Часы, стоявшие на камине, пробили десять.

Орленев и не подозревал, что он около уже трех часов сидит здесь.

— Странно, — проговорил он, взглядывая на часы, — зачем на них изображена Фемида с ее весами?

— Весами? — повторила Маргарита. — Вы не знаете, что значат эти весы? Гирли говорит, что победить пройденные препятствия — только половина еще задачи человека; чтобы решить ее вполне, нужно установить равновесие сил.

— Каких сил?

— Своих. Это и означают весы. Будущее колеблется, как они, между злом и добром. Нужно сообразоваться с сущностью правды и суда вечного и стараться не иметь дела с судом человеческим.

При этих словах Орленев боялся, что разговор снова коснется ее больного места — преступления ее отца, от воспоминания о котором он постарался уже отклонить ее, и он хотел новым вопросом свести речь на что-нибудь другое, но Маргарита не дала говорить ему…

— Вот я вам рассказала о моем отце, — начала она, как бы угадав его мысли, — он был обвинен и подвергнут ужасу казни. Но он до самой последней минуты отрицал свою виновность… И знаете, несмотря на все говорящие против него улики, я не верю, чтобы убил он… Я не знаю, как это могло произойти, но только не верю…

Орленев понимал, что только это и оставалось ей. По тому, что она рассказала, трудно было сомневаться в том, что доктор Дюваль действительно убил свою служанку. И нельзя даже было найти хоть какой-нибудь зацепки, чтобы утешить ее. И он вынужден был молчать, не зная, чем подтвердить ей ее весьма впрочем понятную для дочери веру в невиновность ее отца.

4

Они сидели и разговаривали, как вдруг раздался резкий стук молотка во входную дверь. Они невольно переглянулись. Маргарита прислушалась. Горничная ее вбежала растерянная и, всплеснув руками, проговорила в дверях:

— Там полиция… Они входят к нам…

В это время из-за ее спины показался уже военный мундир, и молодой офицер, не ожидая доклада и позволения войти, вошел в комнату, снимая шляпу в дверях.
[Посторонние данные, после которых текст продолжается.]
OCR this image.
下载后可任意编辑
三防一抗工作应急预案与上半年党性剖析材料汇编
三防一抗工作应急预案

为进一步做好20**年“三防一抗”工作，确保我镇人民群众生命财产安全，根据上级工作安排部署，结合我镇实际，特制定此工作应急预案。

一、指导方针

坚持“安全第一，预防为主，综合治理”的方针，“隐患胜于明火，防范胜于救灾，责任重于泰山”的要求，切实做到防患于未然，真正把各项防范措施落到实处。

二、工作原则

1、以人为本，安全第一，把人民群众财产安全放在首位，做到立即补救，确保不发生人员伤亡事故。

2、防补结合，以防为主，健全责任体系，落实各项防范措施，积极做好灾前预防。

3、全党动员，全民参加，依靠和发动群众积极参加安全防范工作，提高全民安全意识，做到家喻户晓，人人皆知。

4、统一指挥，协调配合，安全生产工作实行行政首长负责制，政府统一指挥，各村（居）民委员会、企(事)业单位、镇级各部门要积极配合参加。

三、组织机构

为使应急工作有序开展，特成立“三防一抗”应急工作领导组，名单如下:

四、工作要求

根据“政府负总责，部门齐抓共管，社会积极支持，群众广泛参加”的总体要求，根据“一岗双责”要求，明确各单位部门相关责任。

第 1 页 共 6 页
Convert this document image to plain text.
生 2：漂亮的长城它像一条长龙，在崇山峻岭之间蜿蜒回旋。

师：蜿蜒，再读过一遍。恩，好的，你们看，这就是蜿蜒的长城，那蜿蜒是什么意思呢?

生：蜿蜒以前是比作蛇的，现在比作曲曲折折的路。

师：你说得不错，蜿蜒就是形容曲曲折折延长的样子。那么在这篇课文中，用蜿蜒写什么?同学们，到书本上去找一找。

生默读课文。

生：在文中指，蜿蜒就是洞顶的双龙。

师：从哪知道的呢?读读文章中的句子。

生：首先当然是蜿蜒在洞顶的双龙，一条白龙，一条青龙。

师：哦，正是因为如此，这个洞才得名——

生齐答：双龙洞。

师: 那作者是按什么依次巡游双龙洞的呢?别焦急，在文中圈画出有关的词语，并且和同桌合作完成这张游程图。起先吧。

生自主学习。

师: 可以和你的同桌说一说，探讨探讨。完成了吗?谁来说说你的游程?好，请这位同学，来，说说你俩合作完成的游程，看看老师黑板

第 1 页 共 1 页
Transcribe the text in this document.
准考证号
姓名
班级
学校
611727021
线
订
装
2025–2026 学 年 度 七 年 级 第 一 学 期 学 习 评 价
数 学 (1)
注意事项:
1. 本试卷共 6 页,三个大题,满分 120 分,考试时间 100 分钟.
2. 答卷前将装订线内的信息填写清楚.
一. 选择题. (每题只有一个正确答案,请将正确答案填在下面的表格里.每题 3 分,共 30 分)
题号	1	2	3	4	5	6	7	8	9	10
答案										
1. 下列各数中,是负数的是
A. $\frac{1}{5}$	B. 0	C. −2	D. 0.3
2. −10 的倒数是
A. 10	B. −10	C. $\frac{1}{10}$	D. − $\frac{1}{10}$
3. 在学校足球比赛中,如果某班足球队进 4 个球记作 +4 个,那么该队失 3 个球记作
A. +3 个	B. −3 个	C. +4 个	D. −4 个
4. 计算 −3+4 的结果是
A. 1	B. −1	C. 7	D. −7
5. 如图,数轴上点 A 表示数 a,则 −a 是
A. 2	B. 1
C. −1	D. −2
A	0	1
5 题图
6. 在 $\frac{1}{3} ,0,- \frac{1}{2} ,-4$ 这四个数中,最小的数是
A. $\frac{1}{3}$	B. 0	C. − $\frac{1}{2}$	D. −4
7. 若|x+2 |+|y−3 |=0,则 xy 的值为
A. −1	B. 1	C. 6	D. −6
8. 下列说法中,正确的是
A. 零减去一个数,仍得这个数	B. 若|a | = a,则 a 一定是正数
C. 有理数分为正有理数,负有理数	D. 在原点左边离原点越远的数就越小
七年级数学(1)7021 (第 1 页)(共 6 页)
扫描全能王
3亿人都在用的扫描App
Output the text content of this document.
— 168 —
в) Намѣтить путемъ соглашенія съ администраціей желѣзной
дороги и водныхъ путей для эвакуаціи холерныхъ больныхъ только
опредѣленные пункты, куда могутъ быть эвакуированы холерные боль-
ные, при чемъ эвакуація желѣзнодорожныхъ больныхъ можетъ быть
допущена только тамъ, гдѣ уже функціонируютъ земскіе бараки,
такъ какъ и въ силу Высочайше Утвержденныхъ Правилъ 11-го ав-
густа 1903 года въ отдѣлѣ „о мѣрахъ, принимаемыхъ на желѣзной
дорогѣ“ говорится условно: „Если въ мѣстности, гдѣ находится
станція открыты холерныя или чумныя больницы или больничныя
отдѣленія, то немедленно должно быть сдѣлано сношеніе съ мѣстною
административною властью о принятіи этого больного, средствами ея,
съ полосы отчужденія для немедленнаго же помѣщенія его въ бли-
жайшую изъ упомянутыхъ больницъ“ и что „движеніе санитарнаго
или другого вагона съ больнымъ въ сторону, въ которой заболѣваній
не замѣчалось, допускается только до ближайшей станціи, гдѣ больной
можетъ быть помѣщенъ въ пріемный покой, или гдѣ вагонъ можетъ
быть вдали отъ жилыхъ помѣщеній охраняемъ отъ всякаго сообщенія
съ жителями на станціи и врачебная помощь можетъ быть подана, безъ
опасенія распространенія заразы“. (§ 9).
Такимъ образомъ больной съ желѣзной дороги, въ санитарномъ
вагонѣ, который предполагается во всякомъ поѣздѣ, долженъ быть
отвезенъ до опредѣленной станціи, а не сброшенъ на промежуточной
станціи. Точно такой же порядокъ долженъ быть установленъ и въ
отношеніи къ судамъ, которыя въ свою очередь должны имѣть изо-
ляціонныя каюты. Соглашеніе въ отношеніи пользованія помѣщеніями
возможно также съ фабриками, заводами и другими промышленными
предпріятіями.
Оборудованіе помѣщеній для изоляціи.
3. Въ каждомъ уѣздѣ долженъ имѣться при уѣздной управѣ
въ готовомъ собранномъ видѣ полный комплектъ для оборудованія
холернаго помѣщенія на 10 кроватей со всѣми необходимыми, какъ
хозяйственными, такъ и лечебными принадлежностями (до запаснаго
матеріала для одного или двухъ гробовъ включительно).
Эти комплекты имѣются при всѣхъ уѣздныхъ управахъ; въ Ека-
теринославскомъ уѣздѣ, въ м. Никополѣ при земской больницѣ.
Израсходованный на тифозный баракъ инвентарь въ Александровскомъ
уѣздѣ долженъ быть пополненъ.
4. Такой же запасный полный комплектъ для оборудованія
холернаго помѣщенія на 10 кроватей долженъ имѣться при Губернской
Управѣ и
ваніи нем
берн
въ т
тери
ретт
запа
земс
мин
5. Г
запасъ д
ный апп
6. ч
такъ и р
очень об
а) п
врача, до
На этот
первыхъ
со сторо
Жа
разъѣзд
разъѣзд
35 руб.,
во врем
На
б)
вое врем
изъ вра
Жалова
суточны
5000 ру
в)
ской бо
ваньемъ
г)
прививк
Магарита как была, так и осталась сидеть, неподвижная, побледневшая под своими белилами.

Орленев встал навстречу офицеру.

Тот, несмотря на свою молодость, сразу оказался видимо опытным по приемам в таких делах, каково было настоящее. Увидев Орленева, он сейчас же сделался крайне вежлив и с некоторым достоинством впрочем спросил, кто он такой?

Но все-таки появление его было бесцеремонно, и Сергея Александровича оно взбесило.

— Странно! — начал он. — Вы входите в дом самовольно и опрашиваете находящихся тут, не называя себя!

— Я адъютант генерал-губернатора и явился сюда по долгу службы — не по своей воле, — скромно ответил офицер.

Эта скромность его спасла Орленева от вспышки и от, может быть, необдуманного какого-нибудь поступка.

— Я имею честь быть адъютантом его светлости князя Потемкина-Таврического, — проговорил он и назвал свое имя и фамилию.

— А! — сделал офицер и записал в очутившуюся в его руках книжечку. — В таком случае вы, может быть, не откажетесь мне помочь в моем несколько неприятном деле, — сказал он еще вежливее. — Я должен произвести обыск у госпожи Маргариты Дюваль — хозяйки здешней квартиры, хотя лично вовсе не желаю беспокоить ее. Я не виноват — мне поручено это. Впрочем, у меня здесь у дверей полицейская команда, — скромно добавил он.

Орленев видел, что этот офицер правда не виноват в том, что ему было поручено сделать обыск, и держался и говорил вполне в том тоне, в каком должно было. Это успокоило его окончательно.

Он обратился к Маргарите и стал объяснять ей, в чем дело.

— Я должен произвести у вас обыск, — подтвердил офицер в свою очередь, обращаясь к ней.

Он сказал это по-французски и вполне правильно.

— Обыск? У меня обыск? — переспросила она. Орленев поспешил успокоить ее:

— Если у вас нет ничего такого, что может скомпрометировать вас, то вам нечего и бояться…

— О, я ничего не боюсь! — проговорила Маргарита вставая. — Пожалуйста, ищите.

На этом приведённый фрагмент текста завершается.